Télétravail et hybridation du travail

Télétravail et hybridation du travail

Partager :

J’ai eu la chance en ce mois de décembre de participer à la présentation du dernier ouvrage du cercle k2 «télétravail et hybridation du travail». Ce rapport est le fruit d’un groupe de réflexion rassemblant des experts de différentes disciplines. Un exercice d’intelligence collective qui n’est pas sans rappeler les conditions de la génèse de notre outil de diagnostic qui avait regroupé à l’époque une trentaine d’experts.

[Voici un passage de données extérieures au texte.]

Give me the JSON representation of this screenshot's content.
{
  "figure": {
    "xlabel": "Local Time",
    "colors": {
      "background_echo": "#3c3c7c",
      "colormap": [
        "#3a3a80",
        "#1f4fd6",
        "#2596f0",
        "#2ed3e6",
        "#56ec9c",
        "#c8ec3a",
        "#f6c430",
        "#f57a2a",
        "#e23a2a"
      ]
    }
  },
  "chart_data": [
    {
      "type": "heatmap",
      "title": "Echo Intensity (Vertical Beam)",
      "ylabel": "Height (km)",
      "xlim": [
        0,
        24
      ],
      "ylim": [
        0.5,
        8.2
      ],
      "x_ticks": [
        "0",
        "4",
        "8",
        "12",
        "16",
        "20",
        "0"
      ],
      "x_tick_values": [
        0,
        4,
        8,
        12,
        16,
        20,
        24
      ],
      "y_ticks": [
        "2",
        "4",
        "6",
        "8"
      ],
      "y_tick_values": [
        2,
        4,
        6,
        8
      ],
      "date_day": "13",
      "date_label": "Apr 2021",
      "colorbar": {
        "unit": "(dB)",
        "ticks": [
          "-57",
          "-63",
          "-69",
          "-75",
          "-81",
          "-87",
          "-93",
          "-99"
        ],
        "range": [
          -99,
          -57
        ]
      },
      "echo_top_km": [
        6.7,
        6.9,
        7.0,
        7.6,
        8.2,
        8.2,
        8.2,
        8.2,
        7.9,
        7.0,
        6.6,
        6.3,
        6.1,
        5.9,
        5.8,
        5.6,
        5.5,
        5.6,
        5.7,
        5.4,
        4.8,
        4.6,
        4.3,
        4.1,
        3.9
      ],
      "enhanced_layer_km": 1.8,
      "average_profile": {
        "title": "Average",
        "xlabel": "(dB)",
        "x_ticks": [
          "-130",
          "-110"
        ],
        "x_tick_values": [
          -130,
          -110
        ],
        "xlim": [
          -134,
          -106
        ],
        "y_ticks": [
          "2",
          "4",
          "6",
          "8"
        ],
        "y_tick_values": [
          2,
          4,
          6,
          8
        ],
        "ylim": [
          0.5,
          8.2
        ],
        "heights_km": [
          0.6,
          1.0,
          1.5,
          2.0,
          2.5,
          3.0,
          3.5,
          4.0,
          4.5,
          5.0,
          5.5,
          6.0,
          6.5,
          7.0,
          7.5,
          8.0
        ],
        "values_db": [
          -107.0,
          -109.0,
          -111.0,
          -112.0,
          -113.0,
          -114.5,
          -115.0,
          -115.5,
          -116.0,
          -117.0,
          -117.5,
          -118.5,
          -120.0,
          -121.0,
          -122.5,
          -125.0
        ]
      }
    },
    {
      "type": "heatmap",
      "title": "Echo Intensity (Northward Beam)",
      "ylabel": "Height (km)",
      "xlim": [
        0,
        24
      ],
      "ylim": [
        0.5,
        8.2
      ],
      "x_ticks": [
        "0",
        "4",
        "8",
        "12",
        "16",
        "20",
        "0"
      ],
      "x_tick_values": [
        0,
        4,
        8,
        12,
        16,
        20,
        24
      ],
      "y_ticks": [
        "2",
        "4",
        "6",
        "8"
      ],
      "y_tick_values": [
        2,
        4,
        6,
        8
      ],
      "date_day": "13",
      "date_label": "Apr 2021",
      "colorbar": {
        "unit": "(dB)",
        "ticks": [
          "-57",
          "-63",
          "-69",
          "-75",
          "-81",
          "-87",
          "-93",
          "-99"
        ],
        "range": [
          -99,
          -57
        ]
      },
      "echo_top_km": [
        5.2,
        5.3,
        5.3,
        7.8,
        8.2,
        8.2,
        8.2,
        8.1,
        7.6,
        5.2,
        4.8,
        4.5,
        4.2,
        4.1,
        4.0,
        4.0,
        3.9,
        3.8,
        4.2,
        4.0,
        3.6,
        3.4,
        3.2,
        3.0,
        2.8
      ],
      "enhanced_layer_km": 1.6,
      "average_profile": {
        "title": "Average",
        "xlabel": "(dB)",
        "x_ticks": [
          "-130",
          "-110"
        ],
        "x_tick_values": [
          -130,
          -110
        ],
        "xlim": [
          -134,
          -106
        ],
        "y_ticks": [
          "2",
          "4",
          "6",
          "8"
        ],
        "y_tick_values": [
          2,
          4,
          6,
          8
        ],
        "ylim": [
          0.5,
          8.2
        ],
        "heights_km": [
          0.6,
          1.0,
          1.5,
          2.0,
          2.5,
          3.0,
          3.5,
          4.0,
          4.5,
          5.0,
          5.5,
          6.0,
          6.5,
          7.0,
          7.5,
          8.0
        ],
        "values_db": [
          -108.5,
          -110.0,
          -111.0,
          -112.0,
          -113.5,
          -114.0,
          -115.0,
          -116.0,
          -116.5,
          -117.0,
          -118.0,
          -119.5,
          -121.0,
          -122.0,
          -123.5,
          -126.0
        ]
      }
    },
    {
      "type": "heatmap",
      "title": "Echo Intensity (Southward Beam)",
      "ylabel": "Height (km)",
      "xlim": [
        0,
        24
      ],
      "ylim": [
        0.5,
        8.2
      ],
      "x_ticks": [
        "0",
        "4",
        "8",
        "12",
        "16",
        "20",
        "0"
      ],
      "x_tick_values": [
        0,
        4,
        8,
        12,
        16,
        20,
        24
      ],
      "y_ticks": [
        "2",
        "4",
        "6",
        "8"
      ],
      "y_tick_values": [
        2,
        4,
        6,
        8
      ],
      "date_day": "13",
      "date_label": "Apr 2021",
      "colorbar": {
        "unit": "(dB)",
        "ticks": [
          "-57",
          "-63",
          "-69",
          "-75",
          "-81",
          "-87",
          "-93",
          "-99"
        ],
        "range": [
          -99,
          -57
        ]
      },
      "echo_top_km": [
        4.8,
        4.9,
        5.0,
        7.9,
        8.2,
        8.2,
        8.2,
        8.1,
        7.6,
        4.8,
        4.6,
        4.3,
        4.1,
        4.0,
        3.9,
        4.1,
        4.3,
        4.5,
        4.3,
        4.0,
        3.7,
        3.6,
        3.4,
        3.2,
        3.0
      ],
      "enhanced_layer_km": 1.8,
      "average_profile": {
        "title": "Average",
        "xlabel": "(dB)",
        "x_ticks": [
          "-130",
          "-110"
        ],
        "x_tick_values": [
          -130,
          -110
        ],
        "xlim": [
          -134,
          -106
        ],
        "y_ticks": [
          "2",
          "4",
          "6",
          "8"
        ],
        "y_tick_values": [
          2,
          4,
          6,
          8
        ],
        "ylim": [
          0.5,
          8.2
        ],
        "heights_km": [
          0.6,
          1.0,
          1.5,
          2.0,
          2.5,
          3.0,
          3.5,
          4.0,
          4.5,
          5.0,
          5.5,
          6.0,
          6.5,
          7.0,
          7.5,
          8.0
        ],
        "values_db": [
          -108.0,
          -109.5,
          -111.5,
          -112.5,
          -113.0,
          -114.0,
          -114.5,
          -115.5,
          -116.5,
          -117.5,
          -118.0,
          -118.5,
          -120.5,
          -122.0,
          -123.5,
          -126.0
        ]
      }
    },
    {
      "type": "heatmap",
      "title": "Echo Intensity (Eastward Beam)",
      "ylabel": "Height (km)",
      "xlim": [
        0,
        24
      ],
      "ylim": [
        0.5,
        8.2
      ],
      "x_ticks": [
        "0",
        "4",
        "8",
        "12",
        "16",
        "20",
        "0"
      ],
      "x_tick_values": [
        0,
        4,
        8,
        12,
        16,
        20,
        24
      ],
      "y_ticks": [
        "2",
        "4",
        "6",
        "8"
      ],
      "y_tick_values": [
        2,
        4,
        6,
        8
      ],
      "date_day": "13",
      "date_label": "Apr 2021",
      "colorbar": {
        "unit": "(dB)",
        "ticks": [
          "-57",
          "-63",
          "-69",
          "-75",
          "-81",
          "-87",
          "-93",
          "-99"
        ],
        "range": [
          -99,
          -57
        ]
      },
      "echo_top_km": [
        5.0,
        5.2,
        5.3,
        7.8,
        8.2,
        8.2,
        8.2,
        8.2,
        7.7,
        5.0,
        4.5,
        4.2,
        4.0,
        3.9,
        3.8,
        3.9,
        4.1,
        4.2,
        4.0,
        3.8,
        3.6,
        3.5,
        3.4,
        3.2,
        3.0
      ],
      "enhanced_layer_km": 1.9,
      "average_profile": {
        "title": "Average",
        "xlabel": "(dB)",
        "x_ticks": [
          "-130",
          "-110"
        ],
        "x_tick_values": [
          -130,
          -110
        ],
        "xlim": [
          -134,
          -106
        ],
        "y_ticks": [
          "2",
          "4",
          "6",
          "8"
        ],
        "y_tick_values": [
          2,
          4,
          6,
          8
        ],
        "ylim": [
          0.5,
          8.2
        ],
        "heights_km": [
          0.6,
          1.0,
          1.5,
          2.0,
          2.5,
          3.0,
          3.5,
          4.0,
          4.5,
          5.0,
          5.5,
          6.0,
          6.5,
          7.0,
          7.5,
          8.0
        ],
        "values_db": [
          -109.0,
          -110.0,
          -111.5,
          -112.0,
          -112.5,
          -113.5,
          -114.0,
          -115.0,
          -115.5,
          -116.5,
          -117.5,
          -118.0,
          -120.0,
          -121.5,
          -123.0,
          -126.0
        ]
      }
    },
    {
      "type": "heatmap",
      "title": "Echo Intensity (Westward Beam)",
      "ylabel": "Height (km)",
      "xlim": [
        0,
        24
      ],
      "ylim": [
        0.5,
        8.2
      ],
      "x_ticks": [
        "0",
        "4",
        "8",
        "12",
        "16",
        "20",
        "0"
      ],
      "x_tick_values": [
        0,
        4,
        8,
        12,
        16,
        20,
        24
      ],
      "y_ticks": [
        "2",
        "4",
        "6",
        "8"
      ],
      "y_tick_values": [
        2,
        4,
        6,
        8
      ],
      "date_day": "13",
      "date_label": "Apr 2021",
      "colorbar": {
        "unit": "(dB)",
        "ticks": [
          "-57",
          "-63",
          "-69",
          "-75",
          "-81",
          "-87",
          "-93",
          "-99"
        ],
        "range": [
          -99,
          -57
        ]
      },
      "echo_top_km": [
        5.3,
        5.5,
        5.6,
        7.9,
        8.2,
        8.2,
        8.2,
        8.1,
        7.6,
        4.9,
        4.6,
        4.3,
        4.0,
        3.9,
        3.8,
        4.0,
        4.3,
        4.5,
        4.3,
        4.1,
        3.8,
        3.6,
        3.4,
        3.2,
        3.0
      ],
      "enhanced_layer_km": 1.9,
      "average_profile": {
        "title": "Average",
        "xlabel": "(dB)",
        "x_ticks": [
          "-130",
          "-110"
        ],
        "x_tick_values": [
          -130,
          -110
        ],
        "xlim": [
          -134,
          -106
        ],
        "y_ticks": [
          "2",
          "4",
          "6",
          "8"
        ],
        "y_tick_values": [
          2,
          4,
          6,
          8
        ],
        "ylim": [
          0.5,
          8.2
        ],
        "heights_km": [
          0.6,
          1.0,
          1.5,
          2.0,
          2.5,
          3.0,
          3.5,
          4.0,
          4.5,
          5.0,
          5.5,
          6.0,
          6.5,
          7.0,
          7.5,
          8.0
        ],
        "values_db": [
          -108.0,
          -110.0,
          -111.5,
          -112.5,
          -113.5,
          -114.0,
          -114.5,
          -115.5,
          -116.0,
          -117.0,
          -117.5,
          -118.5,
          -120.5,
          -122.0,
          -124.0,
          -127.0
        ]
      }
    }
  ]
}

composition du groupe de travail du cercle K2

Une synthèse facile à lire, structurée autour de 5 grandes parties :  la pérennisation de l’hybridation, l’expérience collaborateur, les nouvelles relations de travail, les nouveaux risques et les solutions pour les prévenir.

Ce rapport ne rentre pas dans les détails techniques des outils digitaux. Par question par exemple de vous aider à choisir la meilleure plateforme collaborative. En revanche, il passe vraiment en revue tous les aspects humains de cette grande tendance d’un point de vue historique, social, sociétal et même éthique. Un très large spectre donc, rendu possible par la diversité des modèles de pensée des auteurs ayant participé à sa rédaction. Je vous propose dans ce billet de revenir sur quelques points qui m’ont interpellé lors de sa lecture et, dans la mesure du possible, les illustrer avec les datas issus des milliers de diagnostics enregistrés par LEDIAG.

A. L’hybridation : une organisation du travail qui se pérennise

Cette première partie revient sur l’historique du télétravail et rappelle que Jack Nilles inventait déjà en 1973 le terme de Telecommuting qui s’est traduit par télépendulaire dans la langue de Molière. Elle résume aussi les aspects réglementaires, sociétaux et technologiques.

Je me sens tout à fait en phase avec leur approche puisque même dans la partie consacrée au contexte technologique la conclusion porte sur le nécessaire accompagnement des collaborateurs. Une philosophie très proche du modèle LEDIAG qui propose d’évaluer l’ensemble des facettes de l’atmosphère managériale de l’organisation en même temps que l’utilisation des outils digitaux.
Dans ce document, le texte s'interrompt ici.